Bradley J. Monk, MD: Let’s talk about that. We had, on December 6, 2016, a second approval in ovarian cancer, platinum-sensitive, and that’s just a second-line approach. But, in platinum-resistant, it’s for second- and third-line. We got platinum-resistant bevacizumab in second- and third-line, platinum-sensitive bevacizumab in second-line, and olaparib in fourth-line and beyond. So, there’s line of therapy, to your point, in all of these treatments. In the old world, paclitaxel, carboplatin, and PLD (pegylated liposomal doxorubicin) that didn’t matter, but today it does.
Robert L. Coleman, MD: But, let’s get back to where we started with this because I think that many clinicians look at the definition of “platinum sensitivity” like a binary variable.

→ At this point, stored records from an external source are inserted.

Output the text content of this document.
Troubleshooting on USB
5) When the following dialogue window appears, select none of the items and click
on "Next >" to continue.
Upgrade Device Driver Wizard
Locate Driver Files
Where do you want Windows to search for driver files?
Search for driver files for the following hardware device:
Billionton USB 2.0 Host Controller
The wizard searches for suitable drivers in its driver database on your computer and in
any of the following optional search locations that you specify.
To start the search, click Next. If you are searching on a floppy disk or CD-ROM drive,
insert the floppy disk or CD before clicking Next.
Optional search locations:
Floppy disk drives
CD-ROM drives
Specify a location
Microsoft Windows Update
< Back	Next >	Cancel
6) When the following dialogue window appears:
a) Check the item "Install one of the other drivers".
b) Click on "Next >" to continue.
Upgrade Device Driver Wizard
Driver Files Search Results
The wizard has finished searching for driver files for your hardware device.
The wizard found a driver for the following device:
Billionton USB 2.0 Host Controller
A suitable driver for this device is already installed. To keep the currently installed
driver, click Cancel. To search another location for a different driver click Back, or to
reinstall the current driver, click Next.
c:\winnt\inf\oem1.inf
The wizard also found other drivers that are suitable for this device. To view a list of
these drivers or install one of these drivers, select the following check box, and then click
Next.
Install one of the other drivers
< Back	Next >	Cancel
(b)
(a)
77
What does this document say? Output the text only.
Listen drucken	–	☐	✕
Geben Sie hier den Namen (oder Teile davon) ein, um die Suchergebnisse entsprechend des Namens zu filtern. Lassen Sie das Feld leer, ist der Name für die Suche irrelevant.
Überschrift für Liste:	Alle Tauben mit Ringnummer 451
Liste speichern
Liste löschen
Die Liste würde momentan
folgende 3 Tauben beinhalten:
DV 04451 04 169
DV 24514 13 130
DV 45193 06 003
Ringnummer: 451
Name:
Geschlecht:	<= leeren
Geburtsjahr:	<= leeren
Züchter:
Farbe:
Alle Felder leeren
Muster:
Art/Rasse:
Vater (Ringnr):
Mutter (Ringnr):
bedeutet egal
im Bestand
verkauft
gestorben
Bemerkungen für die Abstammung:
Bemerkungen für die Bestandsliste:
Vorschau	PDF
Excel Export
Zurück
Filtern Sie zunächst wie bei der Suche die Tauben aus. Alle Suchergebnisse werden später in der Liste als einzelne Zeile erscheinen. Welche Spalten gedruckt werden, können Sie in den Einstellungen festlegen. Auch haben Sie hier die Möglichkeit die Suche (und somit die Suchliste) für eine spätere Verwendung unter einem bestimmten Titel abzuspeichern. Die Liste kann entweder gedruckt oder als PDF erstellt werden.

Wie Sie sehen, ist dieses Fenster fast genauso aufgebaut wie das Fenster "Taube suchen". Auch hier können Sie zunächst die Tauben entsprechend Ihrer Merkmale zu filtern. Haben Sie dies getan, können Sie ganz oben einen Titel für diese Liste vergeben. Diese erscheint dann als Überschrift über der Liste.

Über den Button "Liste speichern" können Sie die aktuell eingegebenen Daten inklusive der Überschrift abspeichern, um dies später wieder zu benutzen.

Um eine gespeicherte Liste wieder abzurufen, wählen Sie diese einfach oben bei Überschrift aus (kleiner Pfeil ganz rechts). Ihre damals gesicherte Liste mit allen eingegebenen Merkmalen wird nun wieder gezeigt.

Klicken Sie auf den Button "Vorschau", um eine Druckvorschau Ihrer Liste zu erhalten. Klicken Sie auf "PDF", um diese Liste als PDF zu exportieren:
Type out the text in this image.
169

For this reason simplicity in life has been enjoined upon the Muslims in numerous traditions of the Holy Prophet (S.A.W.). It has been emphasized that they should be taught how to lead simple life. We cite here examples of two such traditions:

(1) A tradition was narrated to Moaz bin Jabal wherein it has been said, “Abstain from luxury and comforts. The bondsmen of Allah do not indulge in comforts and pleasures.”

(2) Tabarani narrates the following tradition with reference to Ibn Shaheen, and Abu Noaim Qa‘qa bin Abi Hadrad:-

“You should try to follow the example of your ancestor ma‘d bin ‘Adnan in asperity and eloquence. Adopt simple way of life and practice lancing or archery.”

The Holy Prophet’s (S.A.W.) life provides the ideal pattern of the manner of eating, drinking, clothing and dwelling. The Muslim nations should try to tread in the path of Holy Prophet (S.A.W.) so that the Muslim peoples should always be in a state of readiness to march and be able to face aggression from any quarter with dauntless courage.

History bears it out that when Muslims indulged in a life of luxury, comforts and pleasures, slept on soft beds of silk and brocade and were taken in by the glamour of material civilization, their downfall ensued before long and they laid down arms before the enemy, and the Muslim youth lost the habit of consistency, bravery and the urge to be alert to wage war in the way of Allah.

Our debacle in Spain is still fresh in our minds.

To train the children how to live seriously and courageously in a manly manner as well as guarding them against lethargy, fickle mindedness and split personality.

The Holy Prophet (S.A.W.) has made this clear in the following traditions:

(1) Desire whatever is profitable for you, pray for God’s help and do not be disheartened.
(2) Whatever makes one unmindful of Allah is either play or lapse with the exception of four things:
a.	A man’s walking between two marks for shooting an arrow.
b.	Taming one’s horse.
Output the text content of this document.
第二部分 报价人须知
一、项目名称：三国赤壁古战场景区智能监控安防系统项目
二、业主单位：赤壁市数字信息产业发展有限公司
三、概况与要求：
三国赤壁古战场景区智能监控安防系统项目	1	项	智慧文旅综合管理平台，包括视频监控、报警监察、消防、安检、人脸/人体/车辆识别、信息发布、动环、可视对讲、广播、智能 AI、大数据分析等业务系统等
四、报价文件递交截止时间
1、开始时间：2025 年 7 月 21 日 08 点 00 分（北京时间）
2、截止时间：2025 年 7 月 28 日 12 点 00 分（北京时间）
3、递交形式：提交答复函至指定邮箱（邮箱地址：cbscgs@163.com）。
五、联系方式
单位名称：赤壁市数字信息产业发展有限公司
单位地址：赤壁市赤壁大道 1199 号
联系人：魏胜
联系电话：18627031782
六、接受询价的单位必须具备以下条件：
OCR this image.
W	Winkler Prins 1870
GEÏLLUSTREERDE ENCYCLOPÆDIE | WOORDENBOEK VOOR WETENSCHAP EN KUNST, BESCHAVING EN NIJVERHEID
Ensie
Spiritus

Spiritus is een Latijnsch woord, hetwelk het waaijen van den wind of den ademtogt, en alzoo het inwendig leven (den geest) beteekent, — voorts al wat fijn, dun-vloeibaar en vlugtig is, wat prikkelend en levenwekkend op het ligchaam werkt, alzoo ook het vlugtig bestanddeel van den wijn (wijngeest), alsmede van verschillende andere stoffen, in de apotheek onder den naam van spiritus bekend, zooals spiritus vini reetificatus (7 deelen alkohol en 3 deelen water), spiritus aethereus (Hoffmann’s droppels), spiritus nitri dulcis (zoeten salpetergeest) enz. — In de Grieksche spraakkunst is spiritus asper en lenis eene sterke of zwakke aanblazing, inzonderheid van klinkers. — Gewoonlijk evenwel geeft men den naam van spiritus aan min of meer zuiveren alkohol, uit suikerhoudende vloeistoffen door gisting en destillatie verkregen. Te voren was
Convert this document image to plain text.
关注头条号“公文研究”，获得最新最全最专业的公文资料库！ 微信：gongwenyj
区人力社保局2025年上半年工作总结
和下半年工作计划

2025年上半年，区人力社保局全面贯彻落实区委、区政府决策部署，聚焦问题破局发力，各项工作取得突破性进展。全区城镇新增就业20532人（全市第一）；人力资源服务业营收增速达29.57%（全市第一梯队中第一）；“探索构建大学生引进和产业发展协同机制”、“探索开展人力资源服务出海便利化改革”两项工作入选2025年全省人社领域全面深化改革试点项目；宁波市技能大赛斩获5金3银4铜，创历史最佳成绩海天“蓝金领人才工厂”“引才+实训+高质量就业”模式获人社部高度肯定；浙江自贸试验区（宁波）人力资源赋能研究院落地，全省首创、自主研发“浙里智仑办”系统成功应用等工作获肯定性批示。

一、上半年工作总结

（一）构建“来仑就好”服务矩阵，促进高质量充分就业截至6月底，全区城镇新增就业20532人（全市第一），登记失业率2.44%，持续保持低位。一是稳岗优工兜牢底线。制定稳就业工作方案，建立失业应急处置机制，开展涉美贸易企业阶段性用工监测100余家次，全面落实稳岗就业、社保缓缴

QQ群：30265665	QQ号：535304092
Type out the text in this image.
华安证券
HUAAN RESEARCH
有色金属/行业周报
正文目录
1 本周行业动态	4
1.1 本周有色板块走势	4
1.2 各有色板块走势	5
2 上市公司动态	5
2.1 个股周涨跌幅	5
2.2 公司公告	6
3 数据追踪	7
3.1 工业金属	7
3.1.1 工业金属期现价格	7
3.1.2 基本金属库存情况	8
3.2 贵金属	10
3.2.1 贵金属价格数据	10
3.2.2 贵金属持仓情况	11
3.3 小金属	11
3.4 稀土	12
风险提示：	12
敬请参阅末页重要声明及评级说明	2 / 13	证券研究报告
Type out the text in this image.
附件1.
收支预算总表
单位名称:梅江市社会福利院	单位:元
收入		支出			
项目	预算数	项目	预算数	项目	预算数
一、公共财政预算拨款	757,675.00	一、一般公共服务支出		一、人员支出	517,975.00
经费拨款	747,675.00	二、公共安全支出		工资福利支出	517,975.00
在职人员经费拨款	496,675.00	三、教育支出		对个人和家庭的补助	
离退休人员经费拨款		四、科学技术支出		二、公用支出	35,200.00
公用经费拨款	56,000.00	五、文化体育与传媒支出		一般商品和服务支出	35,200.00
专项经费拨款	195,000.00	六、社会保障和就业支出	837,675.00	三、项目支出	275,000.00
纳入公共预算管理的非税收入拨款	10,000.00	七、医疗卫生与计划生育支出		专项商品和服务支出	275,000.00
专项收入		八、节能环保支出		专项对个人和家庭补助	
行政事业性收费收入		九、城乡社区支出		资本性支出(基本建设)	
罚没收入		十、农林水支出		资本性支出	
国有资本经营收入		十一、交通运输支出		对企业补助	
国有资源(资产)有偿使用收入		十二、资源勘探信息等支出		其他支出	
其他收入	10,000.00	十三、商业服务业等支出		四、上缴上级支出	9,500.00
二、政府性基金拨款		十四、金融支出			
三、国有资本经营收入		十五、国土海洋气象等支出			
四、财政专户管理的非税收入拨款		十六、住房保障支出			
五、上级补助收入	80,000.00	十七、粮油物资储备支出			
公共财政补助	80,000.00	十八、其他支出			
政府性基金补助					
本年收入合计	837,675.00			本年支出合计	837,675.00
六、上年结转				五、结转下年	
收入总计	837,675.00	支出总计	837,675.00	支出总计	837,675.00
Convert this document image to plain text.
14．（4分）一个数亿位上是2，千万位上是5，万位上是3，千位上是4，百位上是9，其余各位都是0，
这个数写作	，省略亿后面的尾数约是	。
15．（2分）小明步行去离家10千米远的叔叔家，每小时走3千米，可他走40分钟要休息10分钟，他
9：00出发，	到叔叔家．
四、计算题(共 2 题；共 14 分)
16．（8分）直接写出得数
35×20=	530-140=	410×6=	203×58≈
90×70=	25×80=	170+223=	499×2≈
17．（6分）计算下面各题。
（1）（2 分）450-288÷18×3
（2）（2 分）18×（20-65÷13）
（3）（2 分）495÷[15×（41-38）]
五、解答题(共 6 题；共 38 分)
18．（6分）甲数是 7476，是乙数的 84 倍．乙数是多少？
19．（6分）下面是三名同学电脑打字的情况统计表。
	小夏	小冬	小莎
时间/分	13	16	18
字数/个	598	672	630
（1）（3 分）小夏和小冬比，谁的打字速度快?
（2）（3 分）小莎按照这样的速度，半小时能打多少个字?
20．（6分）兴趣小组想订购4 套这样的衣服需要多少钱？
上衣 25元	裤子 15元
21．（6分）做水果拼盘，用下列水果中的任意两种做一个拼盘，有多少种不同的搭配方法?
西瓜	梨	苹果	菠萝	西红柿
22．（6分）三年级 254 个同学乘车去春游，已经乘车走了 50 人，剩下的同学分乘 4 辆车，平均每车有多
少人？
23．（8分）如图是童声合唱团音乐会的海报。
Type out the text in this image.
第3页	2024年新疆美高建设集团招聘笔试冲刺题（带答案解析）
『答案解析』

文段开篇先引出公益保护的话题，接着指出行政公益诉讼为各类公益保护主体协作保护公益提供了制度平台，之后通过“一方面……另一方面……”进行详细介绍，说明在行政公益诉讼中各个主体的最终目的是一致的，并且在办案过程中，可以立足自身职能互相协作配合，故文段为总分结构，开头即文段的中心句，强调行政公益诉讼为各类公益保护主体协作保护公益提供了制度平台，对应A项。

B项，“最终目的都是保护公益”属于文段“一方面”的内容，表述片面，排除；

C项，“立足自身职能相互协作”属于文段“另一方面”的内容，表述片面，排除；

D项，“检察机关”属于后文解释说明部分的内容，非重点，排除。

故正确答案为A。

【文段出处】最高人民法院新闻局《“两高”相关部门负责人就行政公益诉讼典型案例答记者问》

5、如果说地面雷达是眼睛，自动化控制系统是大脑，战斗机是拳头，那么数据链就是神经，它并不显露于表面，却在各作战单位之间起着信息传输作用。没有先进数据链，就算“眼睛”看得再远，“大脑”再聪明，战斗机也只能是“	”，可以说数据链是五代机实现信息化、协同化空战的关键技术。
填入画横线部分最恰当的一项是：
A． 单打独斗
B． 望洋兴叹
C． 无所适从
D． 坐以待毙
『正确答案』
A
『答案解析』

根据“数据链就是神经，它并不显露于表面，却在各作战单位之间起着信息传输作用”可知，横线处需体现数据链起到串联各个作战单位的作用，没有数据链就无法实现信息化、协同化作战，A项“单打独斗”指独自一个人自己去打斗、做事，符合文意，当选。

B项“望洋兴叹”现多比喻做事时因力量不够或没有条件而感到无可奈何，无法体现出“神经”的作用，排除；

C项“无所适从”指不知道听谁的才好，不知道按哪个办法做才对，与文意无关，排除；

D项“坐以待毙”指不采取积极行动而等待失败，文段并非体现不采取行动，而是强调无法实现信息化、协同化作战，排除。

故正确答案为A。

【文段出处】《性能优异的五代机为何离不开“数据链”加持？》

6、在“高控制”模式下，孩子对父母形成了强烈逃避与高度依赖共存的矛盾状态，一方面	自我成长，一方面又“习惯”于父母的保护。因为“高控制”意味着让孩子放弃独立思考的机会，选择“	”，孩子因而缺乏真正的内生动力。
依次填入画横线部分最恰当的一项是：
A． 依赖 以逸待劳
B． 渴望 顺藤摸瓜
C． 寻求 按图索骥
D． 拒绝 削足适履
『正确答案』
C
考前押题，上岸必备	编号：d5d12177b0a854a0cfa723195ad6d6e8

And they make a treatment decision about that. I think that what we’re describing here though, as we get more in lines of therapy, is the nuances of the patient characteristics that actually help us to determine what might be the expected outcomes. We still don’t really know how to mix the salad together.
Bradley J. Monk, MD: That’s why Tom says it might be a regulatory approval. We used to think that the regulatory option was in platinum-resistant disease, but by the time you get fourth-line and beyond, that’s not the most important factor anymore.
Thomas Herzog, MD: And it’s a mixture: platinum-sensitive and platinum-resistant.
Robert L. Coleman, MD: What I was getting at though is that you get the phone calls all the time and they’re saying, “I have this patient who has this disease, and those factors are being ticked off in that description.” Part of that platinum-free interval in the past was used as guidance for therapy, and so how do we incorporate these things? It’s not for regulatory influence, although that’s going to be important for clinical trial purposes, but how do we guide the clinician as to what they’re going to do?